ISO27001の適用範囲と要求事項について

投稿日:

ISOプロ担当者

最終更新日: 2020年03月20日

最近、印刷業でもISO27001を取得する企業が増えているそうです。もちろん、これがなければ印刷業を営めないというものではありません。

しかし、企業の将来的な発展を考えれば、一日も早く取得しておくことが正解ともいわれています。いったいISO27001の適用範囲や要求事項はどのようになっているのでしょうか。適用範囲や要求事項によって浮き彫りにできる、その実態に迫ります。

国際的に定められた情報リスクに対応する規格

ISO27001とは国際的に定められた情報リスクに対応するための規格です。そもそもISOとは何なのかというと、世界各国140ヶ国以上が参加しているInternational Organization for Standardization=国際標準化機構の略称になります。

ISO27001の適用範囲と要求事項についてISOが出版している国際規格そのものもISOと呼んでいるのです。ISOでは情報セキュリティマネジメントシステムであるISO27001の他、環境マネジメントシステムのISO14001 など、様々なマネジメントシステムの企画を作るとともに、認証を与えることを使命としています。

適用範囲の決定

ISO27001取得に向けて第一にしなくてはいけないことは適用範囲の定義です。企業全体としてだけではなく、施設単位、事業単位を適用範囲とすることも可能になっています。たとえば印刷業ならば印刷工場だけを適用範囲とすることもできるのです。

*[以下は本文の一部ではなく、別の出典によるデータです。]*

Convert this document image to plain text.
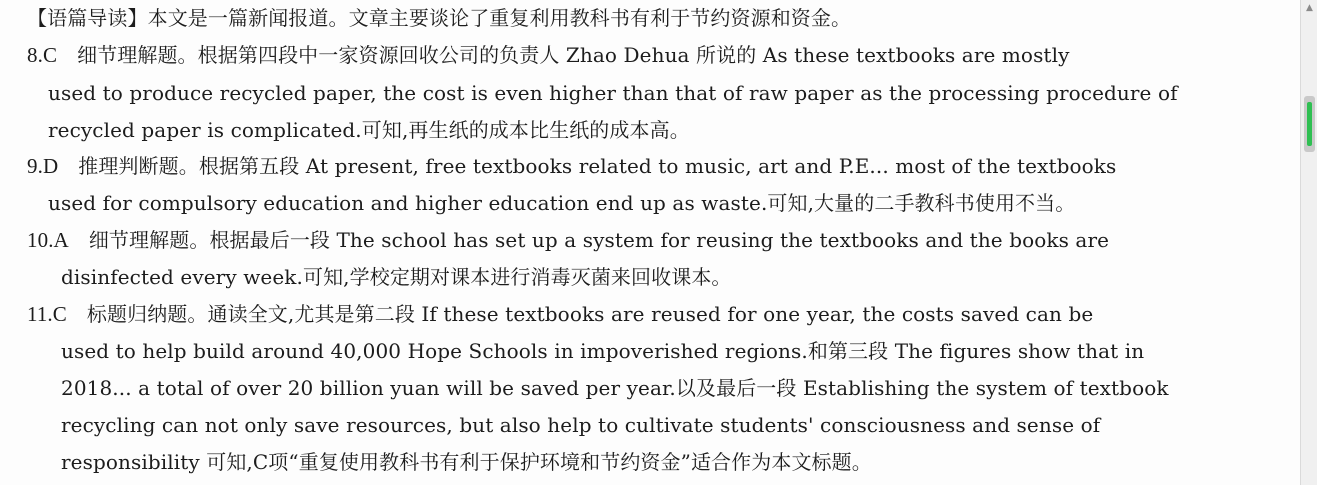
【语篇导读】本文是一篇新闻报道。文章主要谈论了重复利用教科书有利于节约资源和资金。
8.C 细节理解题。根据第四段中一家资源回收公司的负责人 Zhao Dehua 所说的 As these textbooks are mostly
used to produce recycled paper, the cost is even higher than that of raw paper as the processing procedure of
recycled paper is complicated.可知,再生纸的成本比生纸的成本高。
9.D 推理判断题。根据第五段 At present, free textbooks related to music, art and P.E... most of the textbooks
used for compulsory education and higher education end up as waste.可知,大量的二手教科书使用不当。
10.A 细节理解题。根据最后一段 The school has set up a system for reusing the textbooks and the books are
disinfected every week.可知,学校定期对课本进行消毒灭菌来回收课本。
11.C 标题归纳题。通读全文,尤其是第二段 If these textbooks are reused for one year, the costs saved can be
used to help build around 40,000 Hope Schools in impoverished regions.和第三段 The figures show that in
2018... a total of over 20 billion yuan will be saved per year.以及最后一段 Establishing the system of textbook
recycling can not only save resources, but also help to cultivate students' consciousness and sense of
responsibility 可知,C项“重复使用教科书有利于保护环境和节约资金”适合作为本文标题。
▲
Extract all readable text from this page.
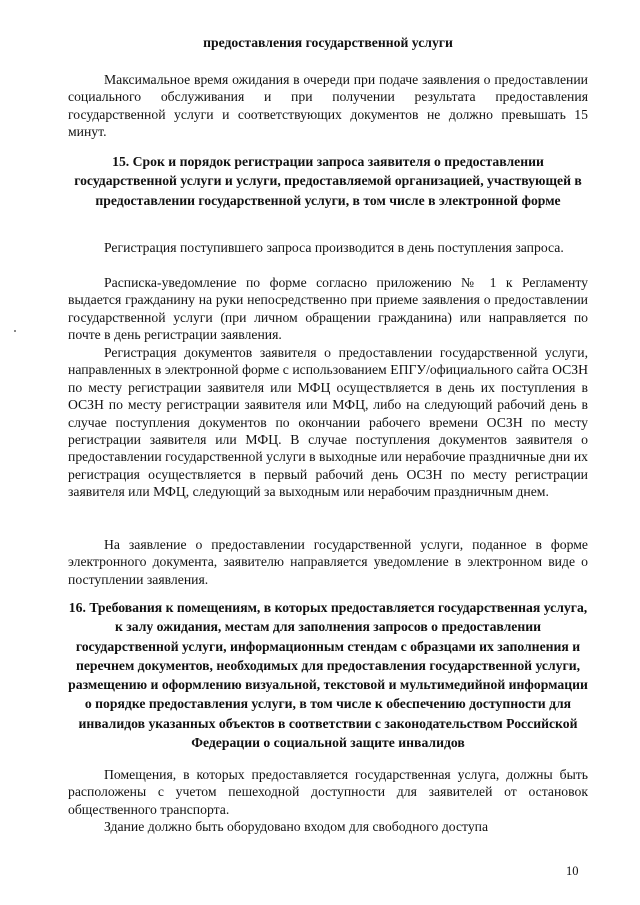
предоставления государственной услуги
Максимальное время ожидания в очереди при подаче заявления о предоставлении социального обслуживания и при получении результата предоставления государственной услуги и соответствующих документов не должно превышать 15 минут.
15. Срок и порядок регистрации запроса заявителя о предоставлении государственной услуги и услуги, предоставляемой организацией, участвующей в предоставлении государственной услуги, в том числе в электронной форме
Регистрация поступившего запроса производится в день поступления запроса.
Расписка-уведомление по форме согласно приложению № 1 к Регламенту выдается гражданину на руки непосредственно при приеме заявления о предоставлении государственной услуги (при личном обращении гражданина) или направляется по почте в день регистрации заявления.
Регистрация документов заявителя о предоставлении государственной услуги, направленных в электронной форме с использованием ЕПГУ/официального сайта ОСЗН по месту регистрации заявителя или МФЦ осуществляется в день их поступления в ОСЗН по месту регистрации заявителя или МФЦ, либо на следующий рабочий день в случае поступления документов по окончании рабочего времени ОСЗН по месту регистрации заявителя или МФЦ. В случае поступления документов заявителя о предоставлении государственной услуги в выходные или нерабочие праздничные дни их регистрация осуществляется в первый рабочий день ОСЗН по месту регистрации заявителя или МФЦ, следующий за выходным или нерабочим праздничным днем.
На заявление о предоставлении государственной услуги, поданное в форме электронного документа, заявителю направляется уведомление в электронном виде о поступлении заявления.
16. Требования к помещениям, в которых предоставляется государственная услуга, к залу ожидания, местам для заполнения запросов о предоставлении государственной услуги, информационным стендам с образцами их заполнения и перечнем документов, необходимых для предоставления государственной услуги, размещению и оформлению визуальной, текстовой и мультимедийной информации о порядке предоставления услуги, в том числе к обеспечению доступности для инвалидов указанных объектов в соответствии с законодательством Российской Федерации о социальной защите инвалидов
Помещения, в которых предоставляется государственная услуга, должны быть расположены с учетом пешеходной доступности для заявителей от остановок общественного транспорта.
Здание должно быть оборудовано входом для свободного доступа
10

適用範囲を決定するにあたっては、まず、組織の外部及び内部の課題や、利害関係者のニーズ及び期待を明確にし、もっともセキュリティ対策を効果的に施すことができるように適用範囲を決定しましょう。適用範囲を決めるにはどこを「境界」とするかがポイントです。具体的には次のような観点から考察すると良いでしょう。

・事業的範囲
まず業務の内容を明確にして、情報の活用範囲を見極めます。

・組織的範囲
対象とする組織を明確にしましょう。たとえ同じ社内の人でも適用範囲外の人は外部の人同様に扱うよう注意してください。

・物理的範囲
対象となる社屋、施設、部屋等をはっきりさせ、壁・扉・パーティション等で物理的な境界を作ります。

・ネットワーク的範囲
対象とするネットワークの範囲を明確にして、ルーター等を情報流入出の制御をする機器として使用します。

・情報資産の管理範囲
情報資産を外部に保管している場合も適用範囲とすることを忘れないようにしましょう。

文書にして明確にする

以上のように、担当部門、事業を行っている場所、利用しているネットワークの範囲を決定したり、社屋・施設・部屋などの物理的な制限からその中で行う事業・組織・ネットワークの範囲を決めたり、各企業の事情によって適用範囲の決定の仕方は一様ではありません。しかし、一般的に事業内容、施設名称などで好評されることが多いようです。

このようにしてISO27001の適用範囲が決まった後は「マニュアル」等に文書化する必要があります。文書化はISO27001取得のために欠かせない要求事項でもあり、認証を得るためのカギになるともいえます。
また、ISO27001の附属書にて要求されている管理策の適用範囲も決定する必要があります。ここで適用すると決定したものを「適用宣言書」として文書化する必要があります。
適用範囲、適用宣言書を文書化することは、ISO27001に準じたマネジメントシステムを構築する上で一番最初にやるべきことです。

適用範囲を設定する際に「この範囲にしたい」という理想に反して、境界が明確になっていないこともしばしばあります。たとえば、範囲としたい情報システム部門に扉等の物理的な仕切りがないというケースもあります。

やはり、物理的な境界がないということは様々なリスクがあるので、これを機会にオフィスのデザインを見直してみましょう。これらの対応をすることは、単にISO27001取得のためだけではなく、企業の情報セキュリティに関する意識と実態を明らかにして、より強固なものに再構築するためのきっかけにもできるのです。

これまで「なんとなく」の慣例ですませてきたことの中にも、実は情報セキュリティ上著しい問題があるケースは少なくありません。これまで、たまたま個人情報の漏えい等がなかったということもあるのです。この機会にセキュリティホールを洗いざらい見直し、万全のマネジメントを心がけてみてはいかがでしょうか。
ISO27001を取得するためには様々な文書を作成しなくてはならず、なかでも適用宣言書の作成には時間も労力も費やさなければいけません。しかし、この文書を自社に沿ったものとして作成することで、その後の運用に無駄が発生しにくく、有効なマネジメントシステムを構築することが可能となります。